The Bishop's Pawn (Cotton Malone #13)(80)



Jansen was not backing off.

He kept coming.

Another boat emerged into the hall.

Looking back I’m not sure what happened, but something snapped inside me. Up to that moment in my life I had never intentionally harmed anyone with, as the law says, malice aforethought. But up to that point I had only been a lieutenant in the United States Navy and a lawyer for the Judge Advocate General’s corps. For less than two days I had been a special operative to the Justice Department. People had been continuously trying to hurt me, for one reason or another.

Enough was enough.

I pounced on Jansen and grabbed him by the throat. His arms came up in an attempt to shove me away. I brought my knee into his gut, the water cushioning the blow, but enough force remained to get his attention. He resisted, which sent us careening through the water.

I faced toward where the next boat was coming and could see it approaching, the people inside fixated on our brawl. The robotic captain in the galleon continued to yell orders for the cannons to fire at will.

And they did.

More thunder and fire erupted from the hull. Explosions from beneath the water shot up a few feet away, most likely pneumatic from compressed air. Jansen was not letting up. I could feel the metal track with my right foot. The boat kept coming toward us at a steady pace. I decided to use it to my advantage.

Ten feet away and closing.

Jansen’s eyes were filled with rage.

He’d come to kill me. No question.

Five feet.

I still had his throat in tight lock, which allowed me to swing him to the left just as the boat arrived, the mass and speed of the hull pounding into the back of Jansen’s head with a sickening thud.

The people glancing down were shocked.

One woman screamed.

I yanked Jansen back and let go.

He floated still in the water.





Chapter Forty-nine


The boat passed.

People sitting at its stern stared back in astonishment. I left Jansen in the water. He was not my problem anymore. More boats appeared as I sloshed my way toward the far side. I hopped up to dry ground and found myself in a town square where a hapless soul had been captured and was being repeatedly dunked in a well as animatronic pirates kept asking him the location of the town’s treasure. I sought refuge behind the well and noticed that though it appeared solid, it was only foam board painted to seem like stone. At least I was out of sight from the boats.

My breathing was quick, short, and hard.

I willed myself to calm down.

The first wave of people who saw me and Jansen fall from the galleon would surely report a problem when they came to the end of the ride. Security would then come to investigate. But that wouldn’t be for a few more minutes and I really didn’t need the hassle of being arrested. I decided not to hang around and darted to my right into the buildings that backdropped the scene, hoping to find an exit door behind the fake town. The music continued to play and the lyrics were beginning to get on my nerves.

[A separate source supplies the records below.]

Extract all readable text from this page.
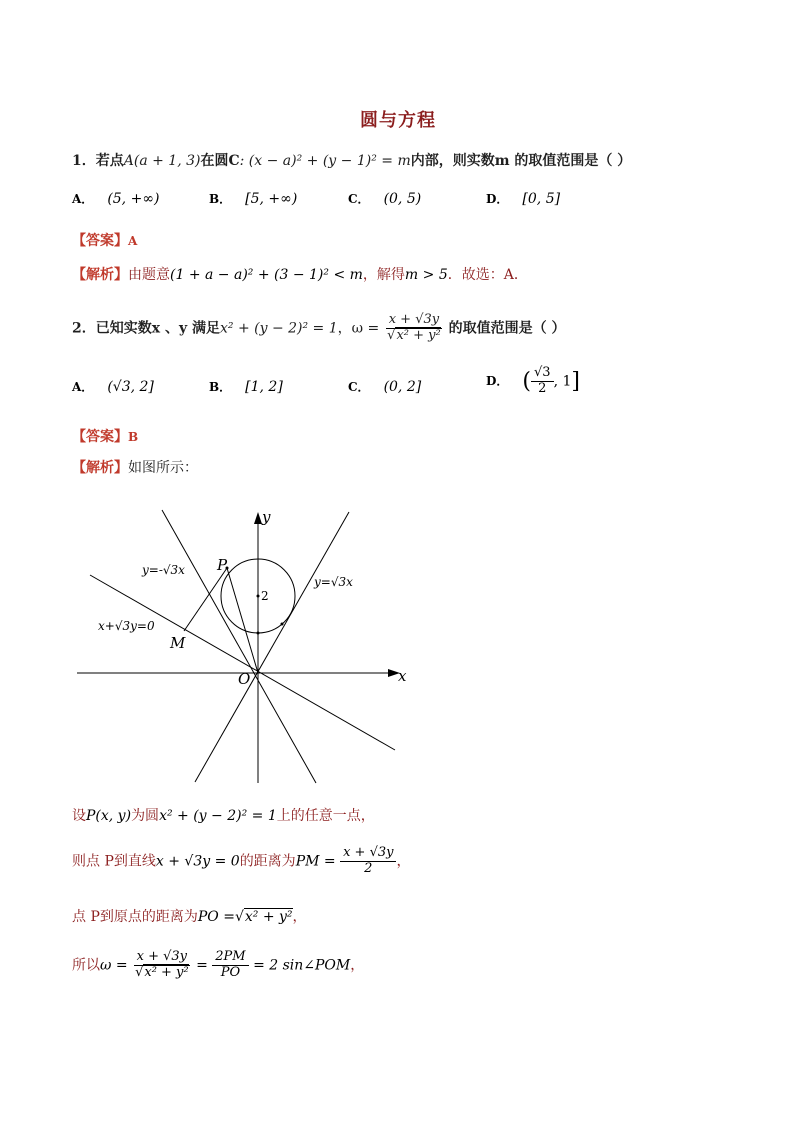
圆与方程
1．若点A(a + 1, 3)在圆C: (x − a)² + (y − 1)² = m内部，则实数m 的取值范围是（ ）
A． (5, +∞)	B． [5, +∞)	C． (0, 5)	D． [0, 5]
【答案】A
【解析】由题意(1 + a − a)² + (3 − 1)² < m，解得m > 5．故选：A．
2．已知实数x 、y 满足x² + (y − 2)² = 1，$\omega = \frac{x + √3y}{\text{√x² + y²}}$ 的取值范围是（ ）
A． (√3, 2]	B． [1, 2]	C． (0, 2]	D． ( $\frac{√3}{2}$ , 1]
【答案】B
【解析】如图所示：
y
x
O
P
M
2
y=-√3x
y=√3x
x+√3y=0
设P(x, y)为圆x² + (y − 2)² = 1上的任意一点，
则点 P到直线x + √3y = 0的距离为PM = $\frac{x + √3y}{2}$ ，
点 P到原点的距离为PO =√x² + y²，
所以$\omega = \frac{x + √3y}{\text{√x² + y²}} = \frac{2PM}{PO} = 2$ sin∠POM，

Yo ho, yo ho, a pirate’s life for me.

I hustled through an open archway and found a metal door leading out, similar to on the galleon. My breathing had calmed. My clothes dripped with water. I left the Caribbean and reentered another of the bland hallways, this one stretching left and right in a straight line. A stairway began its ascent a few feet to my right. I was deciding on which way to go when I heard movement from the left.

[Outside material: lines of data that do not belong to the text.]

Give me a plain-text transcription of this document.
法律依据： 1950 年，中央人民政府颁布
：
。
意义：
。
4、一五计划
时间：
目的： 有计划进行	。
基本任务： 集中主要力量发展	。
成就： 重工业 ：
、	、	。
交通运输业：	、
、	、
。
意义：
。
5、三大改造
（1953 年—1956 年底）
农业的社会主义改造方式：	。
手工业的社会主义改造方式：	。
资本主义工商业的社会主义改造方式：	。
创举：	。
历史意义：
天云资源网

Someone turned the corner.

Oliver.

He saw me and reached beneath his jacket. I knew what was coming. To turn away and head down the corridor would be foolish. He’d have a clear shot. Instead, I leaped for the stairway and headed up, two steps at a time. I came to a platform where the risers right-angled. I kept climbing and found myself above the main ceiling, in a spacious area lined along its perimeter with metal catwalks. Electrical cables ran in all directions along with ductwork. Everything was open, the two sides of the building connected by a single, mechanized catwalk on a track that moved left and right. I was out of sight to anyone below. The music continued to blare, dulled only by the thin acoustical ceiling that separated this service area from the attraction beneath. Low-level amber lighting lit the entire space. I could use the crosswalk and find the other side of the hall, but if Oliver came up he was going to have a clean shot. Since I was making this up as I went, I decided there was no choice.

I raced ahead.

Adrenaline surged, carrying with it fear and vigilance. But also a whisk of excitement, that sensual chill of danger that I would at first find enticing, but eventually come to resent.

Halfway across I heard, “Malone.”

I stopped and turned back.

“You’re proving really difficult,” Oliver said, his gun aimed at me.

“Yo ho, yo ho, a pirate’s life for me.”

“You think this a joke?” He stepped onto the catwalk. “You saw what Valdez is capable of. He shot that young man with no remorse.”

“I noticed you didn’t bother to take him down or arrest him.”

“Where’s Jansen?” he asked.

“Probably dead.”

“You’ve had quite the first mission, haven’t you?”

He stopped about twenty feet away. I’d halted about three-quarters of the way across the catwalk at a panel attached to the platform. From a quick glance at the buttons it appeared to control the platform’s movement back and forth.